Quem quer estar no mercado de trabalho tem que se atualizar, estar atento às mudanças atuais e participar da empresa
Tanto as exigências da sociedade quanto as envolvidas no meio de trabalho mudam e evoluem. Para que o trabalhador integre o perfil adotado atualmente pelo empregador, ele tem que estar alerta à essas mudanças e procurar se adequar, de acordo com o progresso factual. Inclusive na tomada de decisões, o trabalhador tem que estar apto e ter condições de decidir que atitude tomar diante de um problema sem ter que consultar um superior. É o que especialistas indicam para o empregado, neste 1.º de maio, Dia do Trabalho.
De acordo com o diretor da Faculdade de Ciências Econômicas da Instituição Toledo de Ensino (ITE) de Bauru, Pedro Grava Zanotelli, são oito as características do novo trabalhador. Todas elas são requisitos valorizados pelas empresas na era da globalização.
A primeira característica, então, seria o domínio da linguagem técnica. Zanotelli explicou que é muito importante o trabalhador dominar sua linguagem e, além disso, o inglês também é essencial. Tudo muda com a nova tecnologia, os novos avanços de maneira geral e, se o trabalhador não evoluir e aprender o que há de novo, fica difícil se manter no mercado de trabalho. Uma outra característica seria a utilização de equipamentos e materiais mais sofisticados. Até há alguns anos, o computador era ainda algo desconhecido entre a maioria das pessoas. Hoje em dia, quem não sabe dominar um micro está totalmente desautorizado e impossibilitado de trabalhar, seja na área que for. Para que o trabalhador continue atualizado, é preciso estar atento às novidades e lançamentos do mercado.
Comunicar-se bem, tanto de forma oral quanto escrita, é fundamental para o bom trabalhador. E essa comunicação deve englobar o idioma nacional e o inglês. Pensar antes de agir. Essa regra deve ser seguida por qualquer pessoa. Muito se diz que quem toma decisões precipitadas, normalmente, se equivoca. Então, antes de fazer qualquer coisa, é essencial refletir sobre ela.
Ter a capacidade de adquirir e processar novas informações é uma característica indiscutível no meio empregatício. Uma pessoa que parou no tempo e não se esforça, tampouco tem vontade de crescer, certamente, está fora do mercado de trabalho. Trabalhar em grupo é, também, algo, que apesar da sociedade individualista em que vivemos e da capacidade em se trabalhar apenas com um computador, é comum, atualmente. Mesmo diante de um computador, a pessoa está ligada ou na Internet ou com a rede da empresa para quem presta serviços. Portanto, trabalha em grupo.
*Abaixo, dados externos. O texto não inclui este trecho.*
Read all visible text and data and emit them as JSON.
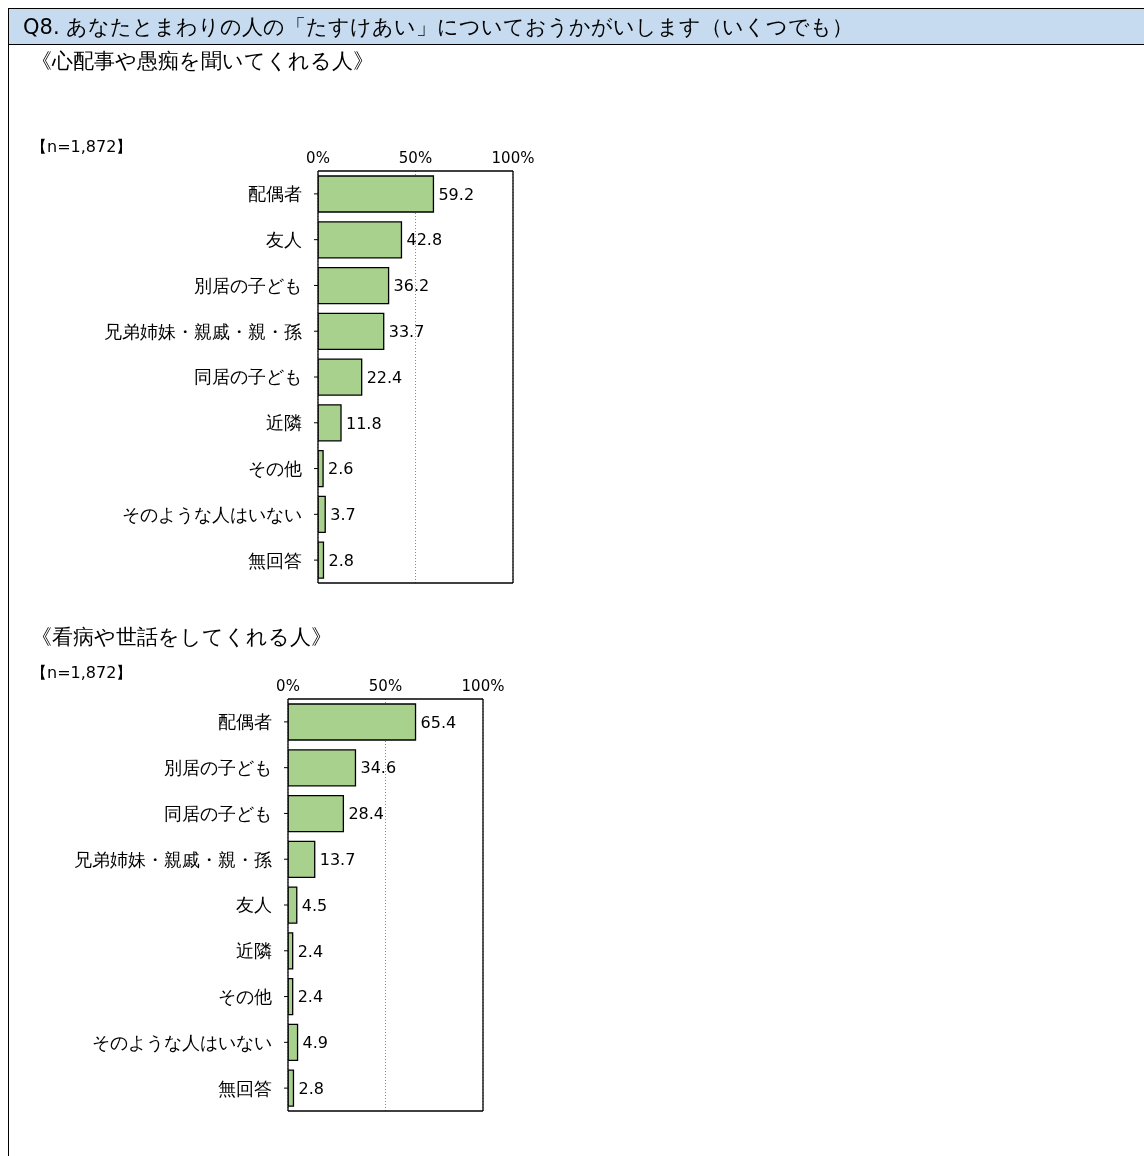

Observar, interpretar e tomar decisões são qualidades imprescindíveis na hora de se oferecer para um cargo de trabalho. Essas características podem ser observadas numa simples entrevista e o trabalhador pode ganhar pontos se parecer observador e interessado. O último item citado por Zanotelli é a versatilidade funcional. Aliás, sobre essa característica há uma opinião unânime das pessoas entrevistadas pelo JC. Todos acreditam que para estar, atualmente, no mercado de trabalho, o trabalhador tem que se mostrar funcional em qualquer área, quanto mais se sabe, mais é valorizada. Uma telefonista de uma empresa, por exemplo, deve estar atenta a tudo o que se passa na direção, na área administrativa, enfim, em tudo, e, quando necessário, emitir opinião. Claro que para se portar dessa maneira, se exige um absoluto bom senso e preparação.
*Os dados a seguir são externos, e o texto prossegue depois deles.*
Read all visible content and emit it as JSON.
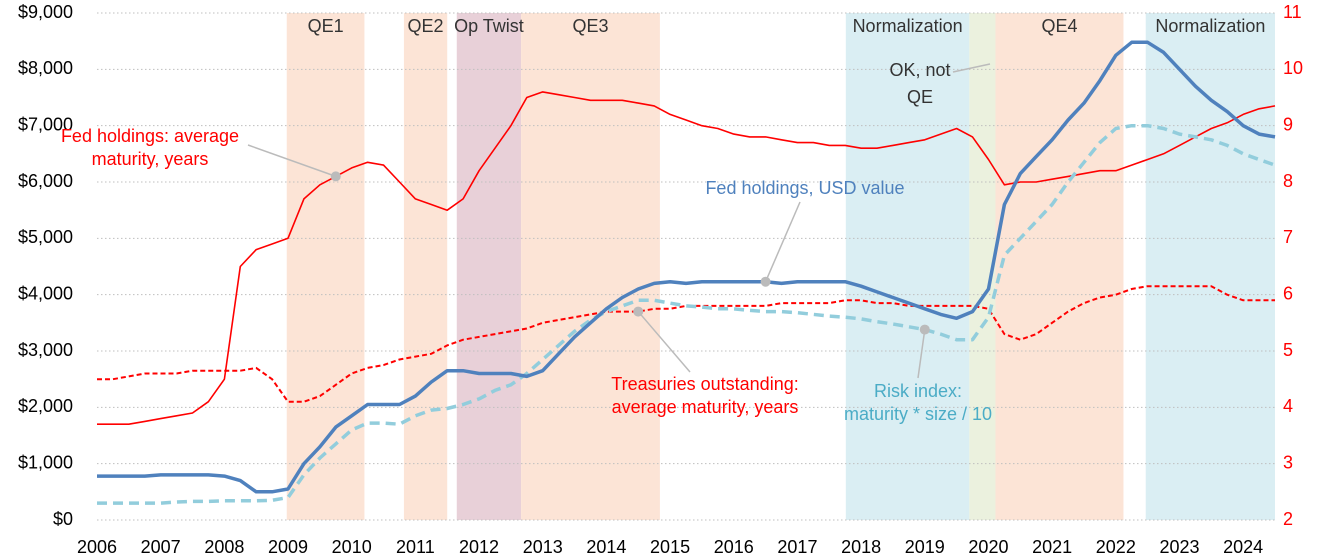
{
  "chart_data": {
    "type": "line",
    "xlim": [
      2006,
      2024.5
    ],
    "xticks": [
      2006,
      2007,
      2008,
      2009,
      2010,
      2011,
      2012,
      2013,
      2014,
      2015,
      2016,
      2017,
      2018,
      2019,
      2020,
      2021,
      2022,
      2023,
      2024
    ],
    "ylim": [
      0,
      9000
    ],
    "yticks": [
      {
        "value": 0,
        "label": "$0"
      },
      {
        "value": 1000,
        "label": "$1,000"
      },
      {
        "value": 2000,
        "label": "$2,000"
      },
      {
        "value": 3000,
        "label": "$3,000"
      },
      {
        "value": 4000,
        "label": "$4,000"
      },
      {
        "value": 5000,
        "label": "$5,000"
      },
      {
        "value": 6000,
        "label": "$6,000"
      },
      {
        "value": 7000,
        "label": "$7,000"
      },
      {
        "value": 8000,
        "label": "$8,000"
      },
      {
        "value": 9000,
        "label": "$9,000"
      }
    ],
    "y2lim": [
      2,
      11
    ],
    "y2ticks": [
      2,
      3,
      4,
      5,
      6,
      7,
      8,
      9,
      10,
      11
    ],
    "y2_color": "#ff0000",
    "grid": true,
    "regions": [
      {
        "label": [
          "QE1"
        ],
        "start": 2008.98,
        "end": 2010.2,
        "color": "#fce4d6"
      },
      {
        "label": [
          "QE2"
        ],
        "start": 2010.82,
        "end": 2011.5,
        "color": "#fce4d6"
      },
      {
        "label": [
          "Op Twist"
        ],
        "start": 2011.65,
        "end": 2012.66,
        "color": "#e8d0d8"
      },
      {
        "label": [
          "QE3"
        ],
        "start": 2012.66,
        "end": 2014.84,
        "color": "#fce4d6"
      },
      {
        "label": [
          "Normalization"
        ],
        "start": 2017.76,
        "end": 2019.7,
        "color": "#daeef3"
      },
      {
        "label": [
          "OK, not",
          "QE"
        ],
        "start": 2019.7,
        "end": 2020.11,
        "color": "#ebf1de"
      },
      {
        "label": [
          "QE4"
        ],
        "start": 2020.11,
        "end": 2022.12,
        "color": "#fce4d6"
      },
      {
        "label": [
          "Normalization"
        ],
        "start": 2022.47,
        "end": 2024.5,
        "color": "#daeef3"
      }
    ],
    "x": [
      2006,
      2006.25,
      2006.5,
      2006.75,
      2007,
      2007.25,
      2007.5,
      2007.75,
      2008,
      2008.25,
      2008.5,
      2008.75,
      2009,
      2009.25,
      2009.5,
      2009.75,
      2010,
      2010.25,
      2010.5,
      2010.75,
      2011,
      2011.25,
      2011.5,
      2011.75,
      2012,
      2012.25,
      2012.5,
      2012.75,
      2013,
      2013.25,
      2013.5,
      2013.75,
      2014,
      2014.25,
      2014.5,
      2014.75,
      2015,
      2015.25,
      2015.5,
      2015.75,
      2016,
      2016.25,
      2016.5,
      2016.75,
      2017,
      2017.25,
      2017.5,
      2017.75,
      2018,
      2018.25,
      2018.5,
      2018.75,
      2019,
      2019.25,
      2019.5,
      2019.75,
      2020,
      2020.25,
      2020.5,
      2020.75,
      2021,
      2021.25,
      2021.5,
      2021.75,
      2022,
      2022.25,
      2022.5,
      2022.75,
      2023,
      2023.25,
      2023.5,
      2023.75,
      2024,
      2024.25,
      2024.5
    ],
    "series": [
      {
        "name": [
          "Treasuries outstanding:",
          "average maturity, years"
        ],
        "color": "#ff0000",
        "dashed": true,
        "width": 2,
        "axis": "y2",
        "values": [
          4.5,
          4.5,
          4.55,
          4.6,
          4.6,
          4.6,
          4.65,
          4.65,
          4.65,
          4.65,
          4.7,
          4.5,
          4.1,
          4.1,
          4.2,
          4.4,
          4.6,
          4.7,
          4.75,
          4.85,
          4.9,
          4.95,
          5.1,
          5.2,
          5.25,
          5.3,
          5.35,
          5.4,
          5.5,
          5.55,
          5.6,
          5.65,
          5.7,
          5.7,
          5.7,
          5.75,
          5.75,
          5.8,
          5.8,
          5.8,
          5.8,
          5.8,
          5.8,
          5.85,
          5.85,
          5.85,
          5.85,
          5.9,
          5.9,
          5.85,
          5.85,
          5.8,
          5.8,
          5.8,
          5.8,
          5.8,
          5.75,
          5.3,
          5.2,
          5.3,
          5.5,
          5.7,
          5.85,
          5.95,
          6.0,
          6.1,
          6.15,
          6.15,
          6.15,
          6.15,
          6.15,
          6.0,
          5.9,
          5.9,
          5.9
        ]
      },
      {
        "name": [
          "Fed holdings: average",
          "maturity, years"
        ],
        "color": "#ff0000",
        "dashed": false,
        "width": 1.6,
        "axis": "y2",
        "values": [
          3.7,
          3.7,
          3.7,
          3.75,
          3.8,
          3.85,
          3.9,
          4.1,
          4.5,
          6.5,
          6.8,
          6.9,
          7.0,
          7.7,
          7.95,
          8.1,
          8.25,
          8.35,
          8.3,
          8.0,
          7.7,
          7.6,
          7.5,
          7.7,
          8.2,
          8.6,
          9.0,
          9.5,
          9.6,
          9.55,
          9.5,
          9.45,
          9.45,
          9.45,
          9.4,
          9.35,
          9.2,
          9.1,
          9.0,
          8.95,
          8.85,
          8.8,
          8.8,
          8.75,
          8.7,
          8.7,
          8.65,
          8.65,
          8.6,
          8.6,
          8.65,
          8.7,
          8.75,
          8.85,
          8.95,
          8.8,
          8.4,
          7.95,
          8.0,
          8.0,
          8.05,
          8.1,
          8.15,
          8.2,
          8.2,
          8.3,
          8.4,
          8.5,
          8.65,
          8.8,
          8.95,
          9.05,
          9.2,
          9.3,
          9.35
        ]
      },
      {
        "name": [
          "Risk index:",
          "maturity * size / 10"
        ],
        "color": "#92cddc",
        "dashed": true,
        "width": 3.5,
        "values": [
          300,
          300,
          300,
          300,
          300,
          320,
          330,
          330,
          340,
          340,
          340,
          350,
          400,
          800,
          1100,
          1350,
          1600,
          1720,
          1720,
          1700,
          1850,
          1950,
          1980,
          2050,
          2150,
          2300,
          2400,
          2600,
          2850,
          3100,
          3350,
          3550,
          3700,
          3800,
          3900,
          3900,
          3850,
          3800,
          3780,
          3750,
          3750,
          3720,
          3700,
          3700,
          3680,
          3650,
          3620,
          3600,
          3570,
          3520,
          3480,
          3430,
          3380,
          3300,
          3200,
          3200,
          3600,
          4700,
          5000,
          5300,
          5600,
          6000,
          6350,
          6700,
          6950,
          7000,
          7000,
          6950,
          6850,
          6800,
          6750,
          6650,
          6500,
          6400,
          6300
        ]
      },
      {
        "name": [
          "Fed holdings, USD value"
        ],
        "color": "#4f81bd",
        "dashed": false,
        "width": 3.5,
        "values": [
          780,
          780,
          780,
          780,
          800,
          800,
          800,
          800,
          780,
          700,
          500,
          500,
          550,
          1000,
          1300,
          1650,
          1850,
          2050,
          2050,
          2050,
          2200,
          2450,
          2650,
          2650,
          2600,
          2600,
          2600,
          2550,
          2650,
          2950,
          3250,
          3500,
          3750,
          3950,
          4100,
          4200,
          4230,
          4200,
          4230,
          4230,
          4230,
          4230,
          4230,
          4200,
          4230,
          4230,
          4230,
          4230,
          4150,
          4050,
          3950,
          3850,
          3750,
          3650,
          3580,
          3700,
          4100,
          5600,
          6150,
          6450,
          6750,
          7100,
          7400,
          7800,
          8250,
          8480,
          8480,
          8300,
          8000,
          7700,
          7450,
          7250,
          7000,
          6850,
          6800
        ]
      }
    ]
  }
}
De acordo com o empresário Ricardo Coube e com o presidente do Sindicato do Comércio Varejista de Bauru (SinComércio), Walace Garrox Sampaio, os trabalhadores devem acompanhar as rápidas mudança que estão ocorrendo no mercado. Eles precisam estar atentos a tudo o que se passa nos locais onde trabalham para poderem atuar de forma mais participativa. Quem não está envolvido com a empresa na qual trabalha está fora. Não tem que vestir a camisa, mas sim suá-la, disse Coube.
Sampaio disse que o trabalhador da área do comércio tem que conhecer bem o produto com o qual trabalha e oferecer todas as informações possíveis para o consumidor que, atualmente, lança a mão, cada vez mais, dos seus direitos.
O subdelegado adjunto do Ministério do Trabalho, Sílvio Carlos de Lima Pereira, concorda com Sampaio e Coube. O trabalhador deve estar sempre procurando se aperfeiçoar e acompanhar as exigências do mercado. É importante a boa convivência do empregador com o empregado, mas não de forma paternal como era há pouco tempo. Isso vem mudando e já não está da mesma maneira de antes, explicou.